The Egyptian uprising against Hosni Mubarak has been praised and championed by Iran’s Supreme Leader Ayatollah Ali Khamenei as ‘following in the footsteps of the 1979 Iranian Revolution’. If this is the case- Israel too, will be forced ‘back in time’; to when neighbouring hostility was the norm, and peace was far from achievable.
For Israel, developments in the Middle East from May 2010 must seem like a bad dream. Since then, the flotilla incident ended with harsh international criticism and a major falling-out with Turkey (affecting both security, peace negotiations and energy development in the Leviathan); Palestinian peace talks have broken down to the level where not only has Israel received public stick from the US, but the outcome of failed talks has been to strengthen Hamas’ hand and weaken more moderate elements; Hizballah has managed to be ‘all-but’ indicted by the UN tribunal into Hariri’s death, yet have still strengthened their own position and toppled the Lebanese government; and now Egypt looks set to shed its label as a bastion of stability in the region, adding fears that the Muslim Brotherhood could rise to ascendancy. To top it all off, these events are even threatening to resonate into Jordan in a serious way, and that is without mentioning other regional players (although small) such as Tunisia, Algeria and Yemen.
At a time like this it is worth checking the textbooks, and in particular, Classic Israeli Military Doctrine. For those not well versed in the history of Israeli Warfare, Israeli military Doctrine- the 1948/ 67/ 73 versions- was based around the following:
the concept of pre-emption; transfer of the battle to enemy territory; the importance of a quick military decision; flexibility within the Israeli Defence Force (IDF); the premium of quality over quantity; the use of superpower support.
All of these should be seen against a backdrop of exceptionally hostile neighbours whose stated aim was to destroy Israel, along with an Israeli geographical headache of a lack of strategic depth (Israel is small and therefore it doesn’t take long to reach her vital centres).
So where are we going with all of this?
The important issue now is that if Egypt falls, and with it Israel’s peace-deal with her south-western neighbour, Israel will be surrounded by hostile regimes.
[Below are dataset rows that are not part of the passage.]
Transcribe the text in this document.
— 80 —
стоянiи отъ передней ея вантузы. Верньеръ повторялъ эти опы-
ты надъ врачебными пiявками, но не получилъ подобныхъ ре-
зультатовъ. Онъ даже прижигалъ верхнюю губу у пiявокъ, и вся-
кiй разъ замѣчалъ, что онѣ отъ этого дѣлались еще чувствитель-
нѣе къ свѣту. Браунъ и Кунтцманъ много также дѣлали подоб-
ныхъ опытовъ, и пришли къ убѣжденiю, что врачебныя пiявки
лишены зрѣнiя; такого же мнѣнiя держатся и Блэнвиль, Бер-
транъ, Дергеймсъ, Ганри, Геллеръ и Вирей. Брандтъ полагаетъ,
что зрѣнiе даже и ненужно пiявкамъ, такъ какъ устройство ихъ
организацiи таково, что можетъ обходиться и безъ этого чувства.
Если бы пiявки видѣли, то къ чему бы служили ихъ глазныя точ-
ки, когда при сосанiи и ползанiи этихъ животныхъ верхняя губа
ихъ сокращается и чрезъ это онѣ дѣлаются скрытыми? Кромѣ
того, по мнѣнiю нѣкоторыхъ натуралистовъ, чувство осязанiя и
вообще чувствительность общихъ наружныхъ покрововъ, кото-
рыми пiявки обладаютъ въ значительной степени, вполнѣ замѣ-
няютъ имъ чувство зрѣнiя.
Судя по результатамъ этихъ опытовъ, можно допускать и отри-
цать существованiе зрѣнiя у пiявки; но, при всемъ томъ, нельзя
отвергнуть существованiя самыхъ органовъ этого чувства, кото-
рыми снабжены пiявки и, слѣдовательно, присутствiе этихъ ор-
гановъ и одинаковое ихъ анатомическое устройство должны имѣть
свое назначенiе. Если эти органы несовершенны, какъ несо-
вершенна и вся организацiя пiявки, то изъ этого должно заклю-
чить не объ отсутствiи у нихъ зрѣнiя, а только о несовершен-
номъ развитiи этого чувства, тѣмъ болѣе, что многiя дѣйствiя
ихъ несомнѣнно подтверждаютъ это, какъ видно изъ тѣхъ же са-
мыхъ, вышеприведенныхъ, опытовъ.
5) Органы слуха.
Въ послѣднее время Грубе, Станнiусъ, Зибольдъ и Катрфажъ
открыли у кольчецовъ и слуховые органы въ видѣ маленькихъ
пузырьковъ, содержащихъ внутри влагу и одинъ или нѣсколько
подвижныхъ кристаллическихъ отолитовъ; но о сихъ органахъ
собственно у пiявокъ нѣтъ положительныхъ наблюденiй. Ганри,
That is not to say that we will see a repeat of 1967 or 1973, but the conditions that brought about this tumultuous period may well be prominent again.
Within this background, Israel may be less at ease with letting Hizballah mass troops on the northern border, yet will have to have to recognise that a ‘New Egypt’, under any direction, may not be so willing to allow Israel to exercise its force within the region with no threat of retaliatory action from Egypt.
Therefore, it will be Israel’s hope, as well as the entire Western world, that a peaceful transition into democracy within Egypt can occur, without radical elements to coming into fruition. If radicalism does take charge, then Iran may not be the only ones harking back to the days of the 1970s’, as Israel may be forced to opt for security over peace.